One thing that brought this home to me was seeing the photos of lynchings in conjunction with the recent memorial to lynching victims. All this time I thought they were perpetrated by a bunch of thugs, which was not the case at all. Almost the whole town showed up, dressed up in nice clothes and with smiles on their face. The victims would sometimes be taken straight from the courtroom after their hasty trial and guilty verdict to a hanging tree. Along the way, people would taunt and beat the victim. Rather than recoiling in horror, much of the town’s citizens were eager to join in. The reality was too horrible to contemplate, and very different than what was presented in TKAM.

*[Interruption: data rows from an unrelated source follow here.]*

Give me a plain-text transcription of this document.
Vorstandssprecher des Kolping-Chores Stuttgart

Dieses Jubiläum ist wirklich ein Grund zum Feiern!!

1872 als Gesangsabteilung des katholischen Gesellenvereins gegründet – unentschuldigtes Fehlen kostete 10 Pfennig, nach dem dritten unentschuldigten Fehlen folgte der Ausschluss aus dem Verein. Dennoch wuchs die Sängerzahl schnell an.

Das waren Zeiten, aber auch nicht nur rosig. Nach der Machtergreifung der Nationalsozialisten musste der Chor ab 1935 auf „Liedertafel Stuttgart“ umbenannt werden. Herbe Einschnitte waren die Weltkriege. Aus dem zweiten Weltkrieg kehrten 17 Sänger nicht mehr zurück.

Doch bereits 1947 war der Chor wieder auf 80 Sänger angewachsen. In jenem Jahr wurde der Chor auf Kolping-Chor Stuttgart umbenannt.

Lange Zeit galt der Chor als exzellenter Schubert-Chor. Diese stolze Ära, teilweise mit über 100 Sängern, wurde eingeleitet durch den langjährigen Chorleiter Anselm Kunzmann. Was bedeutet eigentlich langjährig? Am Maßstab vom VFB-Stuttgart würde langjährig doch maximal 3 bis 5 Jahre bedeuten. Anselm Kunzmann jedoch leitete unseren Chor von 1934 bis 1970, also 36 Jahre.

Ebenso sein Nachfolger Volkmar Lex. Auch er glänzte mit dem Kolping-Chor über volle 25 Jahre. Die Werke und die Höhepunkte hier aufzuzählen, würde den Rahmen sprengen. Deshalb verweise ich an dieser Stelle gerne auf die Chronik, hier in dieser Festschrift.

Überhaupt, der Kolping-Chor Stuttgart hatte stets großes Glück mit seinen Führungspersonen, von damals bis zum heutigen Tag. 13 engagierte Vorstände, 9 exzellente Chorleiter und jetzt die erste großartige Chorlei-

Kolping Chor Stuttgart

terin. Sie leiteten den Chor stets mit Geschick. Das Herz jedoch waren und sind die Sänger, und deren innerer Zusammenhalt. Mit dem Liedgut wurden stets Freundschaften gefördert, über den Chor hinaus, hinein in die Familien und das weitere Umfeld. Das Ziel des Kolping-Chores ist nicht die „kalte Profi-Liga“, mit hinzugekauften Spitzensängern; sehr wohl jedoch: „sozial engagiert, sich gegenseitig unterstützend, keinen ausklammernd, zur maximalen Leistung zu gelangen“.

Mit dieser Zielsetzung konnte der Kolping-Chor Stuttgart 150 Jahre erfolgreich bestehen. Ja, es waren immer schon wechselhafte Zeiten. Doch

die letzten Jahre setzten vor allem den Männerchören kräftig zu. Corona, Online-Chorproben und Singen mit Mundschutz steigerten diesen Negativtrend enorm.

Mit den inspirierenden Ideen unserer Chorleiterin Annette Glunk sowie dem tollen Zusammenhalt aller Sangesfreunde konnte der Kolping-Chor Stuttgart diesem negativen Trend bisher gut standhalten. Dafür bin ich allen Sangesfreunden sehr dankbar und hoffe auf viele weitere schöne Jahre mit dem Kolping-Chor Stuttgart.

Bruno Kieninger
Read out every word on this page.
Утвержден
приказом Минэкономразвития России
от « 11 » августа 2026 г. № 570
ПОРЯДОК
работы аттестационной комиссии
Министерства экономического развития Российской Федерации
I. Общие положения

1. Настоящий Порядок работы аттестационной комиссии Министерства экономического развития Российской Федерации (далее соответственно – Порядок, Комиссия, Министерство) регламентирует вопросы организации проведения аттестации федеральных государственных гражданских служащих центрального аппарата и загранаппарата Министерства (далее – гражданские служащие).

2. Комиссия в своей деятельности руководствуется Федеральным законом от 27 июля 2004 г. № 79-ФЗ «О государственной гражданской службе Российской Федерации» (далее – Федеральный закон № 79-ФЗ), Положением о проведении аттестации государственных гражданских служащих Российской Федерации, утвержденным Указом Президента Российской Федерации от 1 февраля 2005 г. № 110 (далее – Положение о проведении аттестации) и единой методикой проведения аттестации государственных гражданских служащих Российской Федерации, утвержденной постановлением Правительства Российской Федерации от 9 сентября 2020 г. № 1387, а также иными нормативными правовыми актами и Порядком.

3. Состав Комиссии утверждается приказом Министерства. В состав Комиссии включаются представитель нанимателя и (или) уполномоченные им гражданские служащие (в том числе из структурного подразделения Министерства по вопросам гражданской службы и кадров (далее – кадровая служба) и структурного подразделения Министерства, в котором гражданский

TKAM is a great book, but I think it in schools it needs to be accompanied with a discussion of what racism was actually like at that time.

Is it fair to say that To Kill a Mockingbird is good fiction but bad history?

Good points.

Ok, the boos is often read by high school students. What would you tell them about the book?

As much as say Huckleberry Finn which was quite progressive for its era but not by modern standards.

It’s been a while since I’ve read TKAM, but I don’t think this is accurate. Scout’s Aunt Alexandra, Miss Stephanie Crawford, and most of the rest of the middle-class ladies’ luncheon crowd are portrayed as openly racist, though in a genteel way; Miss Maudie is the only exception. Scout’s elementary school teacher also endorses racism at home (while condemning anti-Semitism abroad).

To Kill a Mockingbird is a iterative in a step in the correct direction and not an end state nor a description of an ideal state.

Irrespective of the authors intents it simply would have been dismissed our unread if it directly attacked racists vs a less direct condemnation of racism.

Even almost 60 years later racism is a difficult topic and the majority of white Americans cannot have even minor discussion on the topic without overreacting with anger, fear, and guilt.

Even today the real attitude seems to be majority of white people support racism, even if that support is merely due to their lack of emotional tools to have real dialog on the subject. Even if their support of racism is merely due to complacency and/or denial, their inaction still perpetuates the effects and is support.

I think it is unrealistic to expect a piece of literature to become popular while addressing all of the problems at once even today.

I doubt that further progress and condemnations like Blazing Saddles would have been been possible without these earlier incremental steps.

Mod Hat On

Better suited for Cafe Society.

Some of the characters in the book are not racist: This is true. And doubtless it was also true in even the worst times and places in the Jim Crow South. But enough people are still racist enough that they can still condemn a clearly innocent man to death, just because it’s easier to pin a crime on him than on the obvious real criminal. And that’s true even though the obvious real criminal is literally the most despised white man in the county. That doesn’t sound like a whitewash to me.

I have to agree with rat avatar. Lee intended to provide a positive and badly needed message, and to depict positive role models.

The intent was clearly not to provide a realistic depiction of conditions in the South, but if she had nobody would have read the damned thing… And that would not have helped anyone, at all.

The fact that the accused was found guilty even after Atticus proves his innocence should be evidence that the story isn’t THAT kind to white people.